How Big is Your Wastebasket?

When I was a kid, my uncle loved to show the slides he took on family vacations. Watching him set up the projector and screen was interesting, but ten minutes after he started showing the slides I’d start wondering if it was possible to die of boredom. Many pictures seemed like the one previously on the screen, but perhaps from a slightly different angle. Some of the adults had a reaction different than mine, their heads occasionally bobbing as they struggled to stay awake. This was my introduction to the dreaded “slide show”. I didn’t realize it at the time, but it was also my first lesson in how not to edit images. His photographs were not horrible, but I don't think he ever threw one away. 

I have heard more than once that the biggest difference between professional and amateur photographers is the size of their wastebasket. There may be more to it than that, but the adage does speak to how people perceive the quality of your work and how they react to it. Whether we show our images in slide shows, on the web, or in photo albums, no one wants their photos to be boring. Editing the photographs you take is a big job, and one I have always hated. It is hard to throw away something after you labor hard to get it. It is harder still when the image brings back good memories of the time you spent out in the field doing what you love to do. If you know the best way to handle this, please let me know. In the meantime I’ll tell you a few techniques that seem to help me.

Try looking at your images as if they were taken by someone you don’t know. It’s far easier to think that some anonymous person did a crummy job than it is to think that you screwed up a nice photo opportunity. Try not to let familiarity with a subject color your judgment. Would the photo still look good if you knew nothing about it? Good images should stand entirely on their own merits.

Be ruthless. Sometimes nearly everything from a particular shooting session is simply bad. If so, close your eyes and get rid of the images. Especially with wildlife, you might spend many hours and take many photos while hoping for something special to happen that never does. The fact that you spent an entire morning on a set of images does not make them good, it only makes them hard to toss.

Look at the flip side. I often find it much easier to look for what to keep instead of looking for what to throw away. With film I lay a large grouping of slides out on a light table. I then look through them with a loupe, not giving more than a few seconds to any one image. If an image grabs me when I look at it, I put a mark on the mount. When I’m done, those are the keepers. With digital images it works in a similar way. I page through full screen images, tagging the ones that make a good first impression. If you have to study the image for a long time before it looks good, it should probably be gone.

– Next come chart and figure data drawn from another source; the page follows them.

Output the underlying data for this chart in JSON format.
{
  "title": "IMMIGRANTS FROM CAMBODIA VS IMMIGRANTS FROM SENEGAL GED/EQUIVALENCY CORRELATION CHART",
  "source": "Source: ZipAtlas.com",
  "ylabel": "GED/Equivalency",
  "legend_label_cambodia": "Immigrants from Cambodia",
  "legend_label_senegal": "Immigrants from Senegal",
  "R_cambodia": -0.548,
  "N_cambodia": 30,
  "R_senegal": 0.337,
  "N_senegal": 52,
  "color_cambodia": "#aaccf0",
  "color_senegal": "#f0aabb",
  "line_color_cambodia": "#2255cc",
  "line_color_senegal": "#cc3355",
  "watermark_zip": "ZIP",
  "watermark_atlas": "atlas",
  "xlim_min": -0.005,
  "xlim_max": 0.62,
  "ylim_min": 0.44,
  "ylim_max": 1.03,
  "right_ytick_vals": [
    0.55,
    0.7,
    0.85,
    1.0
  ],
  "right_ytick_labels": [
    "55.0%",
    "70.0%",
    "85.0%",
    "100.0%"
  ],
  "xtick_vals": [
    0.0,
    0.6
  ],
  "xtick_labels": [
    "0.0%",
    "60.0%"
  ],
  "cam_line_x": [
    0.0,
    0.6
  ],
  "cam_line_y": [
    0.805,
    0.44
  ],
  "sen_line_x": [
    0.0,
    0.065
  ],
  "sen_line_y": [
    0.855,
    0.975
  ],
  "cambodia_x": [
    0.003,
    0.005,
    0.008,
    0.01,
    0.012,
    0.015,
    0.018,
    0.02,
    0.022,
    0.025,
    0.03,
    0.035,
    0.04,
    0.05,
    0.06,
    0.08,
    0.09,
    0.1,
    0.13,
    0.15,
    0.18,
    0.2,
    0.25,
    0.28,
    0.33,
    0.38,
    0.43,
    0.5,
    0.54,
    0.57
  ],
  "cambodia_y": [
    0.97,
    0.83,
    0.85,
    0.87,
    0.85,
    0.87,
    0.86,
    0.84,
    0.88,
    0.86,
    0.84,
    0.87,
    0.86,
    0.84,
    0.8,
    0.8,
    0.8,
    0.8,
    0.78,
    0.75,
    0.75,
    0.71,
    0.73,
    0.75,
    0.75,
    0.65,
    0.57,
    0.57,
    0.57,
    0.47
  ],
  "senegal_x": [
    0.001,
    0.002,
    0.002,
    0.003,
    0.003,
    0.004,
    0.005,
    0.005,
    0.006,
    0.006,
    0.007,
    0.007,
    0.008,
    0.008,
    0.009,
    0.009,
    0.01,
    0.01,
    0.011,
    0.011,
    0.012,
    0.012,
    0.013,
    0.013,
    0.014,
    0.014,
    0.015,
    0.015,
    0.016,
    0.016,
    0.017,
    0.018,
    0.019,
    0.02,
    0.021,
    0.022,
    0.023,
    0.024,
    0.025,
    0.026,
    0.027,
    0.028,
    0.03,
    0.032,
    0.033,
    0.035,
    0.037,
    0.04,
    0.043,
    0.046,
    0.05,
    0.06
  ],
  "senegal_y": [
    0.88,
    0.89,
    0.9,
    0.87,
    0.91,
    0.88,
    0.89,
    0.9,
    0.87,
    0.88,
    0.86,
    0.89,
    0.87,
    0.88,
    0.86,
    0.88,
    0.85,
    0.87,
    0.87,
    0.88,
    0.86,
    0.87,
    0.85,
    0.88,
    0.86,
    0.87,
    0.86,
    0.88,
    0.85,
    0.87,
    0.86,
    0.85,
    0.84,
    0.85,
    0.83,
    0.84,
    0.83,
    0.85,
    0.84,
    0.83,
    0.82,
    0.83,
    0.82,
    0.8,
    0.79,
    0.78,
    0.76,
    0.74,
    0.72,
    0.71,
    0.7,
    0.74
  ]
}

Wait. To some extent the purely emotional ties to an image fade with time. If an image still looks good after you return from your next photo shoot, maybe it really is. Conversely, if the image loses its luster, maybe you should lose the image.

All of these techniques need to be tempered with a little common sense. If I have images of an extremely rare photographic subject I keep some of the best ones, even if the best is not very good. I tend to be a little less ruthless with digital images because they do not require scanning, they’re easy to catalog, space is not an issue, and a few may be used for some yet unknown purpose. I keep some images just because I want to, for no justifiable reason. Even with these transgressions, I keep far fewer images now than I did in my early years of photography.

Another thing to keep in mind is that you don’t need to show everything you keep. An image of a prairie dog holding a blade of grass is probably not made more interesting by an image of the same prairie dog about to eat the blade of grass, or another of the prairie dog actually eating the blade of grass. Unless someone has asked to see a photo sequence of a prairie dog eating grass, pick the one you think is best and leave the rest in the file.

Editing images is still a pain in the backside, but with a little discipline it can be easier. Remember, it's the quality, not the quantity, that counts.